Intracytoplasmic sperm injection（ICSI）

MATERIALS

Mice of the strain B6D2F1 female, C57BL/6 male, CD1 female

Kalium simplex optimized medium (KSOM)：Millipore, cat. no. MR107-D

M2 medium: Sigma, cat. no. M7167 100ml

Embryo-tested bovine testis hyaluronidase : Sigma, cat. no. H-4272

Mineral oil: Sigma, cat. no. M8410

Percoll: Sigma, cat. no. P4937

Hormones for superovulation: human chorionic gonadotropin (hCG): Ningbo Second Hormone Factory, China

pregnant mare serum gonadotropin (PMSG): Ningbo Second Hormone Factory, China

PROCEDURE

Day 1

Select 8-10 weeks old B6D2F1 females, and inject 5 IU PMSG for each intraperitoneally.

Day 3 (45–54 h after PMSG injection)

1. Inject 5 IU hCG to each PMSG treated female for superovulation. 

2. cage 8-12 weeks old CD1 females and vasectomized male mice (2 females : 1 male) to prepare pseudo-pregnant female mice as the recipients of oocytes after ICSI.

Day4

1. Collection of oocytes

1) 12–15 h after hCG injection, sacrifice the female mice were sacrificed and their oviducts were collected in M2 medium. 

2) Transfer the oviducts to a 200 μl drop of M2 containing 0.5mg/ml bovine testis hyaluronidase, tease the oocyte-cumulus complex from the oviduct carefully, and discard the oviductal remnant.

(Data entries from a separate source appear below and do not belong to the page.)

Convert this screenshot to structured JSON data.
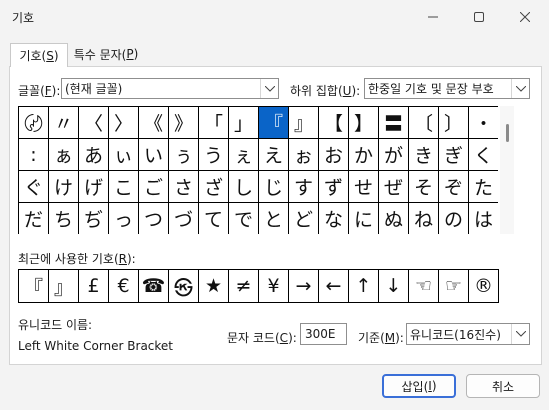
{
  "window": {
    "title": "기호"
  },
  "tabs": [
    {
      "label": "기호(",
      "key": "S",
      "suffix": ")"
    },
    {
      "label": "특수 문자(",
      "key": "P",
      "suffix": ")"
    }
  ],
  "font": {
    "label": "글꼴(",
    "key": "F",
    "suffix": "):",
    "value": "(현재 글꼴)"
  },
  "subset": {
    "label": "하위 집합(",
    "key": "U",
    "suffix": "):",
    "value": "한중일 기호 및 문장 부호"
  },
  "grid": {
    "rows": [
      [
        "〄",
        "〃",
        "〈",
        "〉",
        "《",
        "》",
        "「",
        "」",
        "『",
        "』",
        "【",
        "】",
        "〓",
        "〔",
        "〕",
        "・"
      ],
      [
        ":",
        "ぁ",
        "あ",
        "ぃ",
        "い",
        "ぅ",
        "う",
        "ぇ",
        "え",
        "ぉ",
        "お",
        "か",
        "が",
        "き",
        "ぎ",
        "く"
      ],
      [
        "ぐ",
        "け",
        "げ",
        "こ",
        "ご",
        "さ",
        "ざ",
        "し",
        "じ",
        "す",
        "ず",
        "せ",
        "ぜ",
        "そ",
        "ぞ",
        "た"
      ],
      [
        "だ",
        "ち",
        "ぢ",
        "っ",
        "つ",
        "づ",
        "て",
        "で",
        "と",
        "ど",
        "な",
        "に",
        "ぬ",
        "ね",
        "の",
        "は"
      ]
    ],
    "selected": {
      "row": 0,
      "col": 8
    }
  },
  "recent": {
    "label": "최근에 사용한 기호(",
    "key": "R",
    "suffix": "):",
    "symbols": [
      "『",
      "』",
      "£",
      "€",
      "☎",
      "㉿",
      "★",
      "≠",
      "¥",
      "→",
      "←",
      "↑",
      "↓",
      "☜",
      "☞",
      "®"
    ]
  },
  "unicode_name": {
    "label": "유니코드 이름:",
    "value": "Left White Corner Bracket"
  },
  "char_code": {
    "label": "문자 코드(",
    "key": "C",
    "suffix": "):",
    "value": "300E"
  },
  "from": {
    "label": "기준(",
    "key": "M",
    "suffix": "):",
    "value": "유니코드(16진수)"
  },
  "buttons": {
    "insert": {
      "label": "삽입(",
      "key": "I",
      "suffix": ")"
    },
    "cancel": {
      "label": "취소"
    }
  }
}
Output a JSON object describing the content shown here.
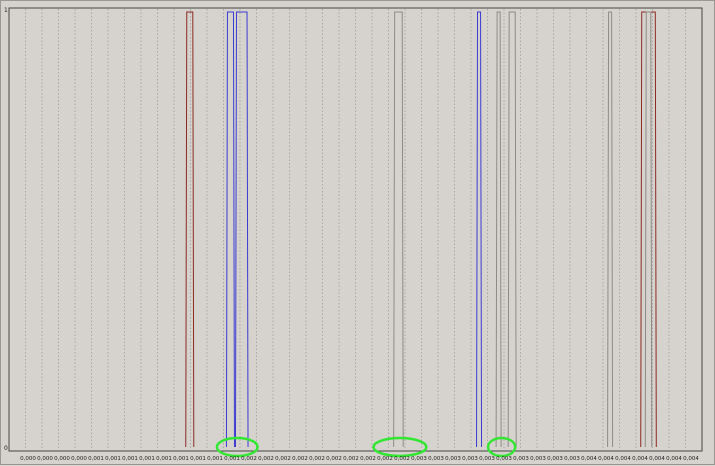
{
  "chart_data": {
    "type": "line",
    "title": "",
    "xlabel": "",
    "ylabel": "",
    "ylim": [
      0,
      1
    ],
    "y_ticks": [
      "1",
      "0"
    ],
    "x_tick_labels": [
      "0,000",
      "0,000",
      "0,000",
      "0,000",
      "0,001",
      "0,001",
      "0,001",
      "0,001",
      "0,001",
      "0,001",
      "0,001",
      "0,001",
      "0,001",
      "0,002",
      "0,002",
      "0,002",
      "0,002",
      "0,002",
      "0,002",
      "0,002",
      "0,002",
      "0,002",
      "0,002",
      "0,003",
      "0,003",
      "0,003",
      "0,003",
      "0,003",
      "0,003",
      "0,003",
      "0,003",
      "0,003",
      "0,003",
      "0,004",
      "0,004",
      "0,004",
      "0,004",
      "0,004",
      "0,004",
      "0,004"
    ],
    "grid": true,
    "colors": {
      "background": "#d6d3ce",
      "grid": "#8c8c8c",
      "axis": "#333333",
      "highlight": "#33e633"
    },
    "series": [
      {
        "color": "#8b2a22",
        "pulses": [
          {
            "x_start": 0.00118,
            "x_end": 0.00122
          },
          {
            "x_start": 0.0042,
            "x_end": 0.00429
          }
        ]
      },
      {
        "color": "#3b3bd1",
        "pulses": [
          {
            "x_start": 0.00145,
            "x_end": 0.00149
          },
          {
            "x_start": 0.00151,
            "x_end": 0.00158
          },
          {
            "x_start": 0.00311,
            "x_end": 0.00313
          }
        ]
      },
      {
        "color": "#8e8b86",
        "pulses": [
          {
            "x_start": 0.00256,
            "x_end": 0.00261
          },
          {
            "x_start": 0.00324,
            "x_end": 0.00326
          },
          {
            "x_start": 0.00332,
            "x_end": 0.00336
          },
          {
            "x_start": 0.00398,
            "x_end": 0.004
          },
          {
            "x_start": 0.00423,
            "x_end": 0.00426
          }
        ]
      }
    ],
    "highlight_regions": [
      {
        "x_start": 0.00138,
        "x_end": 0.00165
      },
      {
        "x_start": 0.00242,
        "x_end": 0.00277
      },
      {
        "x_start": 0.00318,
        "x_end": 0.00336
      }
    ],
    "x_range": [
      0.0,
      0.0046
    ]
  }
}
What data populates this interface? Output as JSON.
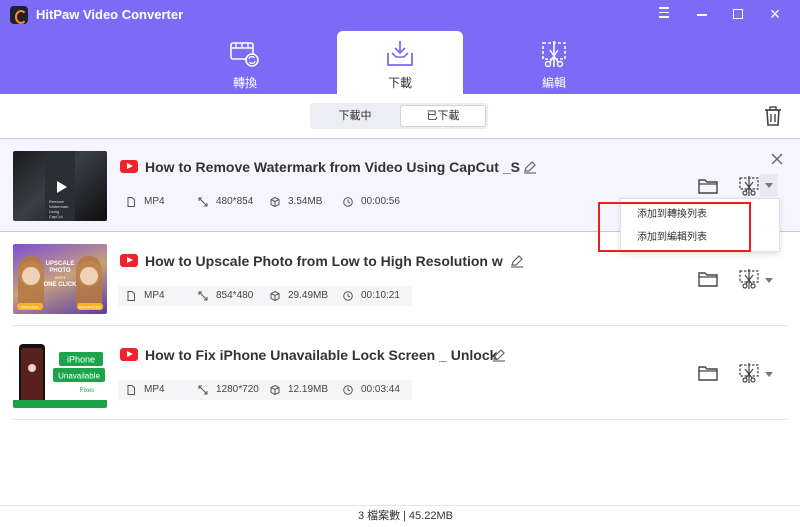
{
  "app": {
    "title": "HitPaw Video Converter"
  },
  "tabs": [
    {
      "id": "convert",
      "label": "轉換"
    },
    {
      "id": "download",
      "label": "下載"
    },
    {
      "id": "edit",
      "label": "編輯"
    }
  ],
  "subtabs": {
    "downloading": "下載中",
    "downloaded": "已下載"
  },
  "items": [
    {
      "title": "How to Remove Watermark from Video Using CapCut _S",
      "format": "MP4",
      "resolution": "480*854",
      "size": "3.54MB",
      "duration": "00:00:56",
      "thumb_text": [
        "Remove",
        "Watermark",
        "Using",
        "CapCut"
      ]
    },
    {
      "title": "How to Upscale Photo from Low to High Resolution w",
      "format": "MP4",
      "resolution": "854*480",
      "size": "29.49MB",
      "duration": "00:10:21",
      "thumb_text": [
        "UPSCALE",
        "PHOTO",
        "WITH",
        "ONE CLICK",
        "ORIGINAL",
        "ENHANCED"
      ]
    },
    {
      "title": "How to Fix iPhone Unavailable Lock Screen _ Unlock",
      "format": "MP4",
      "resolution": "1280*720",
      "size": "12.19MB",
      "duration": "00:03:44",
      "thumb_text": [
        "iPhone",
        "Unavailable",
        "Fixes"
      ]
    }
  ],
  "dropdown": {
    "add_convert": "添加到轉換列表",
    "add_edit": "添加到編輯列表"
  },
  "footer": {
    "count": "3 檔案數",
    "total_size": "| 45.22MB"
  },
  "colors": {
    "header": "#7a6cf7",
    "accent": "#7a6cf7",
    "youtube": "#f0232d",
    "highlight": "#e52020"
  },
  "icons": [
    "convert-icon",
    "download-icon",
    "edit-icon",
    "trash-icon",
    "youtube-icon",
    "pencil-icon",
    "file-icon",
    "resolution-icon",
    "size-icon",
    "clock-icon",
    "folder-icon",
    "cut-icon",
    "close-icon",
    "caret-down-icon"
  ]
}
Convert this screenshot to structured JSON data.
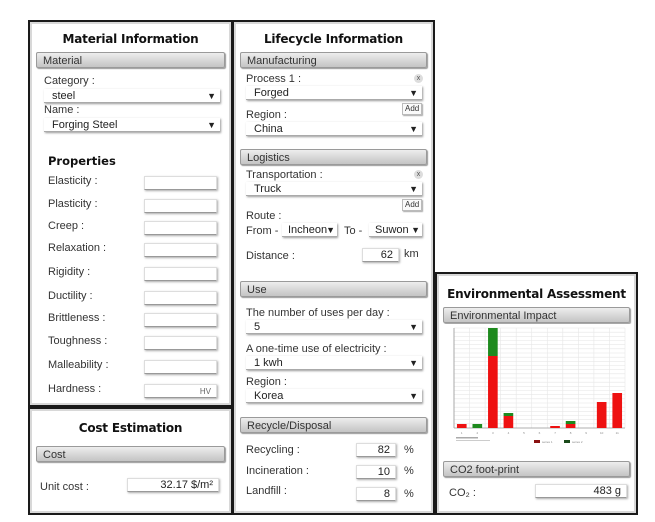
{
  "material_panel": {
    "title": "Material Information",
    "section": "Material",
    "category_label": "Category :",
    "category_value": "steel",
    "name_label": "Name :",
    "name_value": "Forging Steel",
    "properties_title": "Properties",
    "properties": [
      {
        "label": "Elasticity :",
        "value": ""
      },
      {
        "label": "Plasticity :",
        "value": ""
      },
      {
        "label": "Creep :",
        "value": ""
      },
      {
        "label": "Relaxation :",
        "value": ""
      },
      {
        "label": "Rigidity :",
        "value": ""
      },
      {
        "label": "Ductility :",
        "value": ""
      },
      {
        "label": "Brittleness :",
        "value": ""
      },
      {
        "label": "Toughness :",
        "value": ""
      },
      {
        "label": "Malleability :",
        "value": ""
      },
      {
        "label": "Hardness :",
        "value": "",
        "unit": "HV"
      }
    ]
  },
  "cost_panel": {
    "title": "Cost Estimation",
    "section": "Cost",
    "unit_cost_label": "Unit cost :",
    "unit_cost_value": "32.17 $/m²"
  },
  "lifecycle_panel": {
    "title": "Lifecycle Information",
    "manufacturing": {
      "section": "Manufacturing",
      "process_label": "Process 1 :",
      "process_value": "Forged",
      "remove_label": "x",
      "add_label": "Add",
      "region_label": "Region :",
      "region_value": "China"
    },
    "logistics": {
      "section": "Logistics",
      "transport_label": "Transportation :",
      "transport_value": "Truck",
      "remove_label": "x",
      "add_label": "Add",
      "route_label": "Route :",
      "from_label": "From -",
      "from_value": "Incheon",
      "to_label": "To -",
      "to_value": "Suwon",
      "distance_label": "Distance :",
      "distance_value": "62",
      "distance_unit": "km"
    },
    "use": {
      "section": "Use",
      "uses_label": "The number of uses per day :",
      "uses_value": "5",
      "electricity_label": "A one-time use of electricity :",
      "electricity_value": "1 kwh",
      "region_label": "Region :",
      "region_value": "Korea"
    },
    "recycle": {
      "section": "Recycle/Disposal",
      "recycling_label": "Recycling :",
      "recycling_value": "82",
      "incineration_label": "Incineration :",
      "incineration_value": "10",
      "landfill_label": "Landfill :",
      "landfill_value": "8",
      "percent": "%"
    }
  },
  "env_panel": {
    "title": "Environmental Assessment",
    "section": "Environmental Impact",
    "co2_section": "CO2 foot-print",
    "co2_label": "CO₂ :",
    "co2_value": "483 g"
  },
  "colors": {
    "red_series": "#ee1111",
    "green_series": "#1e8a1e"
  },
  "chart_data": {
    "type": "bar",
    "stacked": true,
    "title": "",
    "xlabel": "",
    "ylabel": "",
    "categories": [
      "1",
      "2",
      "3",
      "4",
      "5",
      "6",
      "7",
      "8",
      "9",
      "10",
      "11"
    ],
    "series": [
      {
        "name": "series 1",
        "color": "#ee1111",
        "values": [
          4,
          0,
          72,
          12,
          0,
          0,
          2,
          4,
          0,
          26,
          35
        ]
      },
      {
        "name": "series 2",
        "color": "#1e8a1e",
        "values": [
          0,
          4,
          28,
          3,
          0,
          0,
          0,
          3,
          0,
          0,
          0
        ]
      }
    ],
    "ylim": [
      0,
      100
    ],
    "grid": true,
    "legend": "bottom"
  }
}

3) Leave the oocyte-cumulus complex in the same dish for 5–30 min to allow the hyaluronidase to digest the intercellular matrix. Collect the oocytes with a transfer pipette and place them in a drop (200 μl) of fresh M2 medium (no hyaluronidase). Wash the oocytes by pipetting them 3 times.

4) Transfer the oocytes to a drop of equilibrated KSOM medium under mineral oil, washing once to remove M2 medium. Place the 3.5-cm dish containing the oocytes in an incubator containing humidified 5% (v/v) CO2/air mix at 37 ℃.

2. collection and sonication of spermatozoa

1) sacrifice the male mice of indicated genotype (WT or SUN5^-/-), collect their epididymides and mince them with fine scissors in a 3.5-cm dish containing 500 μl of M2 medium at room temperature, then place the dish in an incubator containing humidified 5% (v/v) CO2/air mix at 37 ℃ for 15 min to release spermatozoa.

2) filter the sperm suspension with a 70 μm cell strainer to remove tissue debris.

3) transfer the sperm suspension to a 1.5 ml eppendorf tube. WT sperms (intact sperms) were placed in ice-water bath, and sonicated using ultrasonic sonicator with 30% power output for 5-10 sec. 5 sec sonication could yield ~20-30% decapitated sperms, and those sperm heads is enough for the following injection. Long time and higher power sonication should be avoided. 

 SUN5^-/- male mice could produce decapitated sperms, so they should not be sonicated.

4) Isolate the sperm heads by centrifuge the SUN5^-/- sperms or sonicated WT sperms in 60% percoll solution at 1000g, 5min. Wash the sperm heads with M2 solution for once.

3. Microinjection of Sperm Heads Into Oocytes (ICSI)

1) Mix sperm head suspensions with PVP360 solution to final concentration of 10% (w/v) PVP360. 

2) With a transfer pipette, remove MII oocytes from the CO2 incubator and place them into a microinjection droplet (M2 medium containing 5% cytochalasin B) on the microscope stage. The zona of the oocytes was 'drilled' by applying several piezo pulses. And then inject a single sperm head to each oocyte with a minimum amount (~6 pi) of accompanying sperm suspension medium. The sperm-suspening medium was retrieved to the extent possible, and the pipette was withdrawn gently. 

3) the injected oocytes were washed 3 times in KSOM medium and incubated at 37°C for 5-7 h then examined under an inverted microscope, those with two distinct pronuclei and the second polar body were considered fertilized and suitable for embryo transfer. 

4. Embryo transfer 

1) Check the vaginal plug of CD1 females caged with vasectomized male mice, those with obvious vaginal plugs were selected as recipients of the embryos.

2) The recipients were anesthetized with sodium pentobarbital, and their oviducts were exposed through dorso-ventral incisions. Meanwhile, the embryos were transferred to the oviductal ampulla using an embryo transfer pipette (100-150 μm in diameter at its tip).

Full-term pups derived from ICSI embryos were obtained through natural labor.